Here's how it works: at registration, you'll receive a small black-and-white comic book about the Heroes. It won't have the complete story in the book, only bits of what is to come. You can then collect colored stickers over the rest of eBay Live! to complete the story.

So if you didn't plan on attending eBay Live, you'll see me at the participating booths chasing down some eBay Heroes!

May 30, 2008

Long time, no blog... (aka June is going to be busy!)

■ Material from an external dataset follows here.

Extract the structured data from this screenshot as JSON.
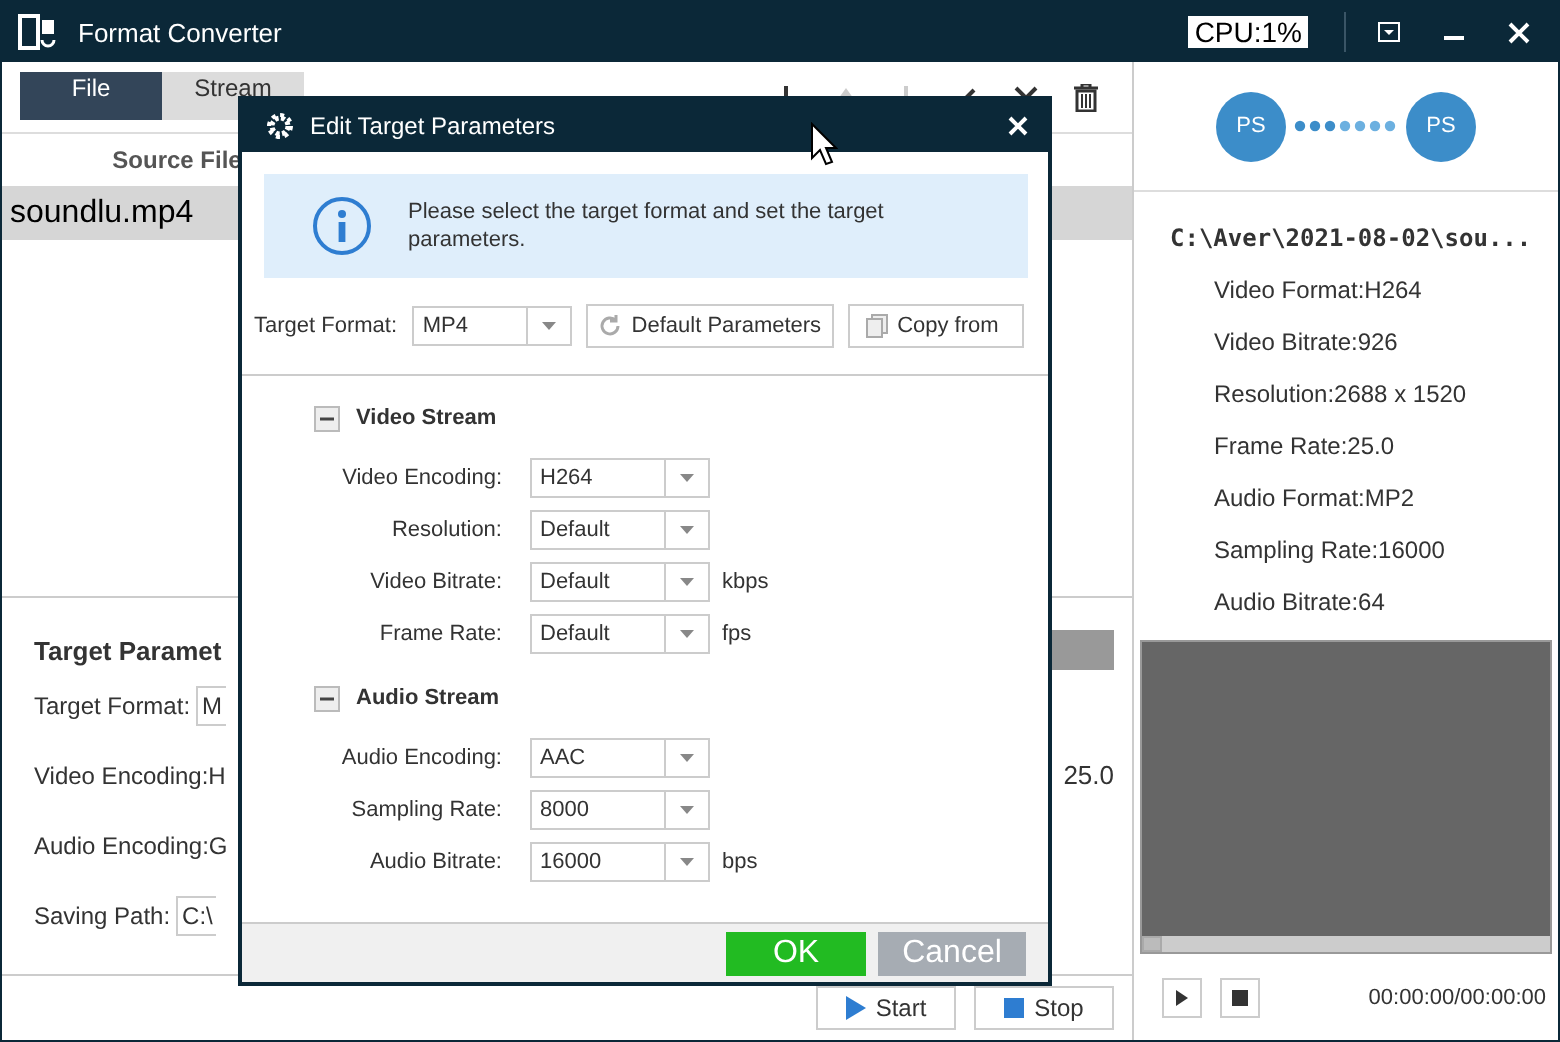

Phew, it's been a very busy couple of weeks here at ChannelAdvisor and my normal midnight-2am blog time has been occupied by a variety of other things and thus I haven't had much time to blog.  A lot of time has been spent on two upcoming shows that I wanted to alert readers that we'll be at in full force:

  1. Internet Retailer - (IRCE for short is in Chicago this year June 9-12).  ChannelAdvisor has a huge booth at this event (booth 453 - it's the one in front of the entrance just left of center).  As ecommerce channels have grown in importance, IRCE has become a cornerstone tradeshow for us.  With 5-8k internet retailers under one roof what's not to love about this conference?  One interesting trend I'll be reporting on for you eBay-focused folks is that over the last 2-3 years we've seen more of the larger eBay sellers choosing to go to this event vs. eBay Live.  With eBay skipping Live in 2009, it gives IRCE a chance to really take over.  I'm speaking at IRCE at the June 9 "Advanced strategies for marketing your website" Workshop with the folks from Vitamin Shoppe about PPC advertising.  There's some great content our team came up with here so I'll make sure to put it on the blog or our sister site (our paid-search blog), www.searchmarketing.com.
  2. eBay Live - is ALSO in Chicago the next week June 19-21.  ChannelAdvisor will be at booth 911 (Got an eBay emergency? come to booth 911!).  eBay Live is going to be very busy with Wall St. events, talks and panels.
    • For the Wall St. readers in the audience we are co-hosting three sell-side events (a breakfast lunch and dinner so all of your culinary needs can be met!) featuring a wide variety of our top sellers- shoot [email protected] an email if you want more info.
    • 6/19 - 3pm - I have a talk on 12 tips to improve your DSRs (rm w375a)
    • 6/20 - 10:30am - Sitting on a panel on using CSP software and tools to improve efficiency (rm W180).  This one's fun because I get to talk about how often Blackthorne crashes all the time and what not. (that's for John).
    • 6/20 - 1pm - I'm hosting a panel entitled 'how to run your back-office for top sellers' (this is going to be strong as we have a rockstar panel) - (rm w375c)
    • 6/21 - noon book signing (I guess in the book store?)
    • 6/21 - 3pm - Is a repeat of the DSR talk for those that couldn't make the earlier one (rm W179a)

So preparing for all of this has taken a big time investment, but I think we're ready.  I'm definitely looking forward to meeting tons of customers, industry folks and blog readers.  See you in Chicago!

P.S. I have a couple of pent up blog items I'll try and get out today/this weekend.